Group I is further subdivided into:

  1. Group A-cancers that occur in the same tissue and organ

  2. Group B-cancers that are from the same tissue and different organs Group C-cancers that occur in bilateral organs (i.e., breast, ovary, etc.).

Group III-cancers from different tissues and organs that concurrently exist with group I, forming multiple primary cancers of three or more cancers. The reason behind development of MPC has been a source of much debate with reasons ranging from family history, immunologic and genetic defects (for example, Li-Fraumeni or Beckwith-Wiedemann syndrome) to prolonged exposure to carcinogens, radiation and chemotherapy for the primary cancer and the field cancerization theory suggested by Slaughter et al. in 1953.10 The concept being this theory is that when the body is exposed to carcinogens, other organs besides the organ with cancer are also exposed to the carcinogen and carry a high risk of cancer.
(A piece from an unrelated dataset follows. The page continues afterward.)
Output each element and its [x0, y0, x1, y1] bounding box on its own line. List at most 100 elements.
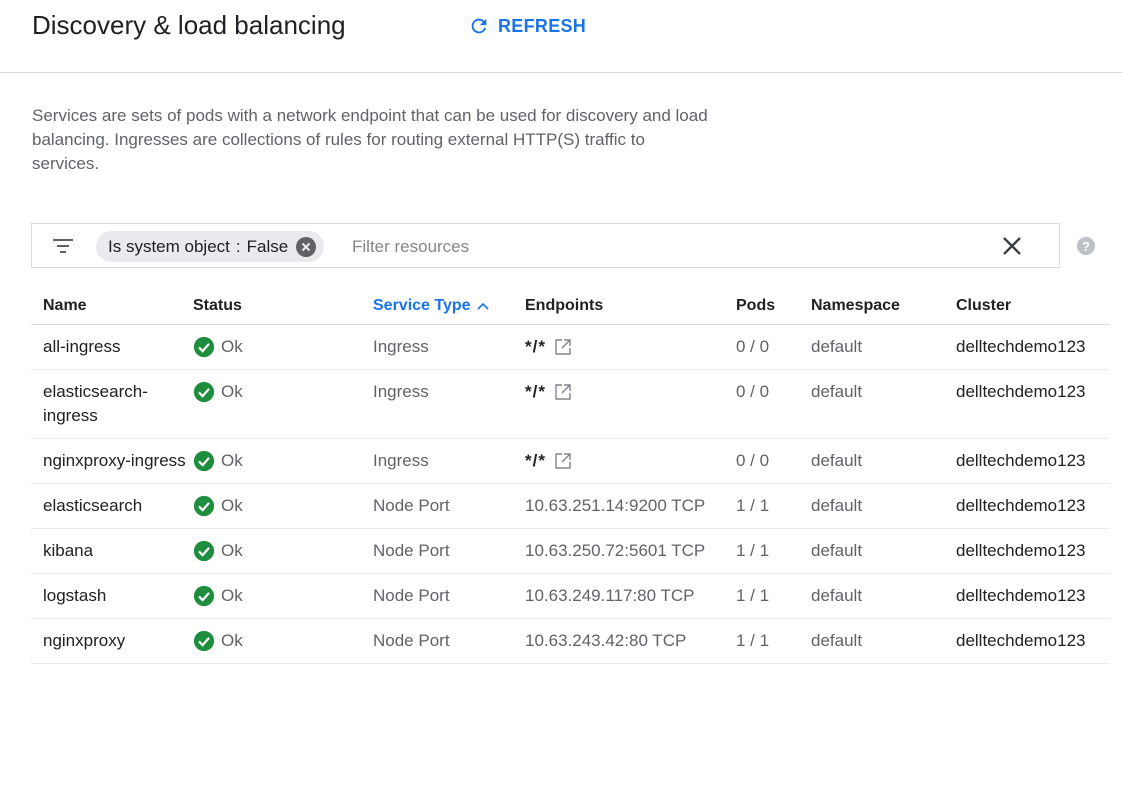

Penile cancer is thought to be the result of infection from human papilloma virus, phimosis, poor hygiene and cigarette smoking,11 while bladder cancer is due to schistosomiasis, chemical exposure, pelvic radiotherapy and smoking.12 The history of our patient, along with the above suggests cigarette smoking as the possible etiology. Also to be considered as a possible etiological factor in our case is his exposure to pesticides, ultraviolet radiation exposure and poor hygiene. Prior exposure to insecticides, herbicides, and fungicides or seed treatments are associated with an increased incidence of SCC.13 Therapy regarding MPC is not standardized but patient characteristics and tumor biology are the decision drivers. In general surgery with curative intent is advised if possibility of a R0 resection is there. Organ preservation is of utmost importance in penile cancer so as to provide a better quality of life to the patient along with minimal morbidity, especially when a favorable histology (stages Tis, Ta, T1; grades 1 and 2) is present as they are at a low risk for local progression and distant metastatic spread.14 In our case partial penectomy and TURBT proved to be sufficient.15

Increasing age, improved survival rates, better diagnostic techniques, changing lifestyle are suggested as the possible etiology for the rising rate of MPC.3 Causal mechanisms of multiple primary cancers include genes, the environment, treatment effects, and combinations of these three mechanisms. When researchers focus on genes as causal mechanisms, they often concentrate on cases diagnosed earlier in life (i.e., younger than age 55). Data indicate that when a person is genetically predisposed to develop cancer, he or she more often will do so earlier in life than a person who develops cancer sporadically. A study linking populations from the Utah Cancer Registry, the Genealogical Society of Utah (a database of 1million Utah descendants), and Utah death certificates found that first-degree relatives of probands were more likely to develop various types of cancers at a younger age than controls. A significant association with the development of cancers also was linked to smoking and alcohol consumption behaviours.

Acknowledgements

None.

Conflict of interest

The authors declare that there is no conflict of interests regarding the publication of this manuscript.